Sitecore Analytics Basics

Analytics is one of the basic pillar of Sitecore and any website that is on Sitecore but not implementing Analytics is simply overspending.

I remember when I started working on Sitecore, I used to wonder why would anyone in their sane mind pay so much for Sitecore just to host a website. I knew Sitecore provided some content management features that all CMS systems provide but it was about a year into Sitecore that I was really hit with all the features that Sitecore Analytics provide and all the door that it opens.

As a beginner, I just knew that websites can track data using cookies and other stuff but that all was on client side. I was not aware of all the stuff that can be done on the server side. As an initial impression, I saw Sitecore Analytics as a dashboard to check out how many users visited a certain webpage on your site.

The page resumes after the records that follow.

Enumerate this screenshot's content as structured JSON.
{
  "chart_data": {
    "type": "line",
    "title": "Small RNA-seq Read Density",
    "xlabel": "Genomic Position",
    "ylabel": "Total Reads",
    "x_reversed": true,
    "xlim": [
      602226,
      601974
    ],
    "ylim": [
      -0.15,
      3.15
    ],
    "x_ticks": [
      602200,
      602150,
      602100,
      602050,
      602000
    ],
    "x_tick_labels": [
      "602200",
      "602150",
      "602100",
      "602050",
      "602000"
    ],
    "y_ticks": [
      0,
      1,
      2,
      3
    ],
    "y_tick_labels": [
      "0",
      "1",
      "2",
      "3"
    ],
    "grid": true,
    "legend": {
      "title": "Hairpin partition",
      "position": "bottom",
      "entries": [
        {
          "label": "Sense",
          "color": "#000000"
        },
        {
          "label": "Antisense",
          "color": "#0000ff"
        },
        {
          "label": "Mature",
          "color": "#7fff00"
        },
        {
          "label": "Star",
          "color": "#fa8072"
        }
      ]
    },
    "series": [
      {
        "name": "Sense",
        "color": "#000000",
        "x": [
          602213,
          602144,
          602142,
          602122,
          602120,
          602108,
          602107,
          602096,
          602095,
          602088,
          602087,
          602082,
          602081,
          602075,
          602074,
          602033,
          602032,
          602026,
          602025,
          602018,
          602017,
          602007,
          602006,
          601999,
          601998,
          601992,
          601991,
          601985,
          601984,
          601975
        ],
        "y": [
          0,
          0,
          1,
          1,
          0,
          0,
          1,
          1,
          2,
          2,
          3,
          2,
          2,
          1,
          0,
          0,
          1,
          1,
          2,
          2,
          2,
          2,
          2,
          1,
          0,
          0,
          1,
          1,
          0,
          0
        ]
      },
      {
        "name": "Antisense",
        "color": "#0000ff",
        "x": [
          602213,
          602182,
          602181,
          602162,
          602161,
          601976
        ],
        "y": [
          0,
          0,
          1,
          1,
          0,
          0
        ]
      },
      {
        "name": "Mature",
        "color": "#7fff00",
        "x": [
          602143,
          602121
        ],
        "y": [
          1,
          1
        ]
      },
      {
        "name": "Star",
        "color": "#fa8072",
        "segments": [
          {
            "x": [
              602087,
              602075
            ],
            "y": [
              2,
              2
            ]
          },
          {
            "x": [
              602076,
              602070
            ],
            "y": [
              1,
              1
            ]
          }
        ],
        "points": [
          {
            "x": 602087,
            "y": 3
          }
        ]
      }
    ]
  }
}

In one of my side project, I had towork on Personalization in Sitecore. This is when I understood the importance and potential of Analytics in Sitecore. Not only I learnt how personalized in Sitecore, I also got the understanding about how the User Interactions are handled and stored in Sitecore. In this Blog post, I will briefly discuss how Analytics in Sitecore works.

Note: This is based on my experience on Sitecore 8.2

Whenever a user requests for a webpage in Sitecore, the following steps proceeed:

  1. Request is sent to browser.
  2. Browser passes on the request to Sitecore Experience Platform.
  3. Sitecore Experience Platform, based on the data saved in cookies, checks Analytics Database(Mongo DB in this case) if the User has visited the website before.
  4. In case user has visited the website before, Sitecore XP moves to personalization engine to check if the current user has any applicable rules(These rules can vary from basic stuff like webpage visited to complicated rules like goals triggered and Engagement value exceeding)
  5. In case a rule is applicable, Sitecore XP applies the conditions related to the rule and displays the personalized content to the user.
  6. This whole data is also sent to SQL database on specific intervals in order to be available for Dashboards and reports.